Court affirms real-time captioning for 2nd deaf student
By Melissa Pamer, Staff Writer
Editor: Do public school students with hearing loss have a right to a real time captioner as an appropriate accommodation? According to a judge in Glendora, CA, they do.
Here’s the article as reported by Melissa Pamer, a staff writer for the San Gabriel Valley Tribune. The article is reprinted with their kind permission.
The school district last week lost a second battle in its fight to keep from providing a real-time captioning service for two deaf students at Glendora High School.
A state judge ordered the Glendora Unified School District to begin offering the service to Victor Solorzano, 15. In May, Victor’s sister Samantha, 17, won her own case against the district, which dropped its appeal of that decision in October.
The two siblings say they need the service – in which an aide rapidly transcribes class discussion onto a laptop seen by the captioning user.

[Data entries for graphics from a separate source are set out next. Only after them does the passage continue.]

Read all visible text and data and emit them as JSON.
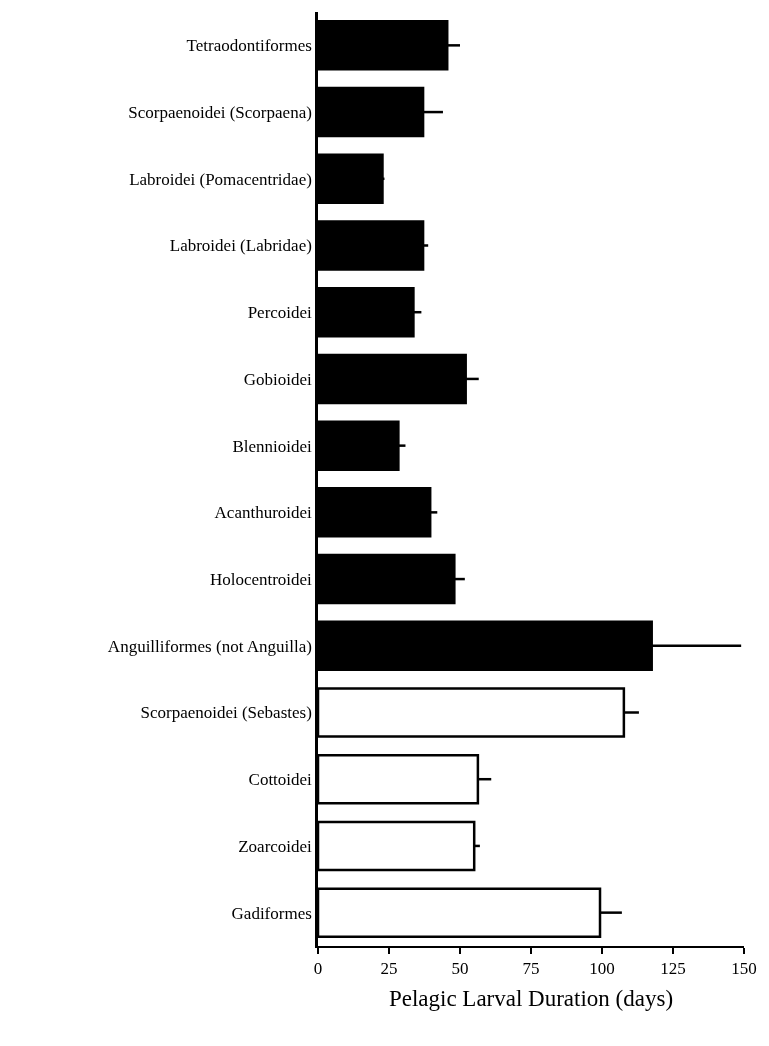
{
  "chart_data": {
    "type": "bar",
    "orientation": "horizontal",
    "xlabel": "Pelagic Larval Duration (days)",
    "categories": [
      "Tetraodontiformes",
      "Scorpaenoidei (Scorpaena)",
      "Labroidei (Pomacentridae)",
      "Labroidei (Labridae)",
      "Percoidei",
      "Gobioidei",
      "Blennioidei",
      "Acanthuroidei",
      "Holocentroidei",
      "Anguilliformes (not Anguilla)",
      "Scorpaenoidei (Sebastes)",
      "Cottoidei",
      "Zoarcoidei",
      "Gadiformes"
    ],
    "values": [
      45.5,
      37,
      22.7,
      37,
      33.6,
      52,
      28.3,
      39.5,
      48,
      117.5,
      107.7,
      56.3,
      55,
      99.3
    ],
    "errors": [
      [
        45.5,
        50
      ],
      [
        37,
        44
      ],
      [
        22.7,
        23.4
      ],
      [
        37,
        38.8
      ],
      [
        33.6,
        36.4
      ],
      [
        52,
        56.6
      ],
      [
        28.3,
        30.8
      ],
      [
        39.5,
        42
      ],
      [
        48,
        51.7
      ],
      [
        117.5,
        149
      ],
      [
        107.7,
        113
      ],
      [
        56.3,
        61
      ],
      [
        55,
        57
      ],
      [
        99.3,
        107
      ]
    ],
    "colors": [
      "#000000",
      "#000000",
      "#000000",
      "#000000",
      "#000000",
      "#000000",
      "#000000",
      "#000000",
      "#000000",
      "#000000",
      "#ffffff",
      "#ffffff",
      "#ffffff",
      "#ffffff"
    ],
    "xlim": [
      0,
      150
    ],
    "xticks": [
      0,
      25,
      50,
      75,
      100,
      125,
      150
    ]
  }
}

Both deaf from birth, Victor and Samantha have inner-ear implants so they can hear. But they tend to miss things in fast-paced classrooms.
Now the two will be on equal footing with their fellow students, said their mother, Jackie Solorzano.
“We’re thrilled,” she said.
The judge’s decision comes after months of litigation that began with Solorzano’s insistence last year that her daughter be provided the service, Communication Access Real-Time Translation, or CART.
The district refused, and the family filed a lawsuit.
When the Solorzanos won, the district appealed to federal court. Meanwhile, officials refused to provide CART for Victor Solorzano as well, and his mother again filed suit on his behalf in September.
Under court order, the district has provided the $60,000 per-year service to Samantha since the semester began. While officials in
October dropped their appeal in that case, they continued to fight Victor’s suit.
The district is still considering an appeal of last week’s decision in Victor’s case, an official said, adding that the cases were different and the settlement of one didn’t impact the other.
“Each case is supposed to be evaluated on its own merits. Even with twins, you wouldn’t necessarily say all the facts are the same,” said Ted McNevin, the district’s director of instructional and student support services.
The district argued in both children’s cases that each student was doing well academically and therefore did not need additional assistance.
“On the other side you have parents and attorneys who want to get the Cadillac program, and you can’t blame them for that,” McNevin said. “But that’s where the dispute comes in.”
The Solorzanos’ attorney opposed the notion that CART was a kind of educational extravagance.
“The district doesn’t have to give them the best education possible. That’s what the law says,” lawyer David Grey said. “But here you have a kid where you give him a car that has two flat tires.”
Administrative Law Judge Glynda Gomez agreed.
Victor, she wrote, “had been deprived of the opportunity to access and participate in the general education curriculum.”
The case is a precedent for oral-deaf students – who learn and communicate without sign language, Grey said.
“I thought it was crystal clear the first time,” he said, referring to Samantha’s case.
The district is responsible for the Solorzanos’ attorney’s fees in both cases, coming to about $65,000, McNevin said. The district’s own fees will total between $35,000 and $45,000 for both cases, he said.
As to whether is was worth it for the district to combat the second case, McNevin said, “I don’t know. It’s hard to assess that.”
“Hindsight is always 20/20,” he said.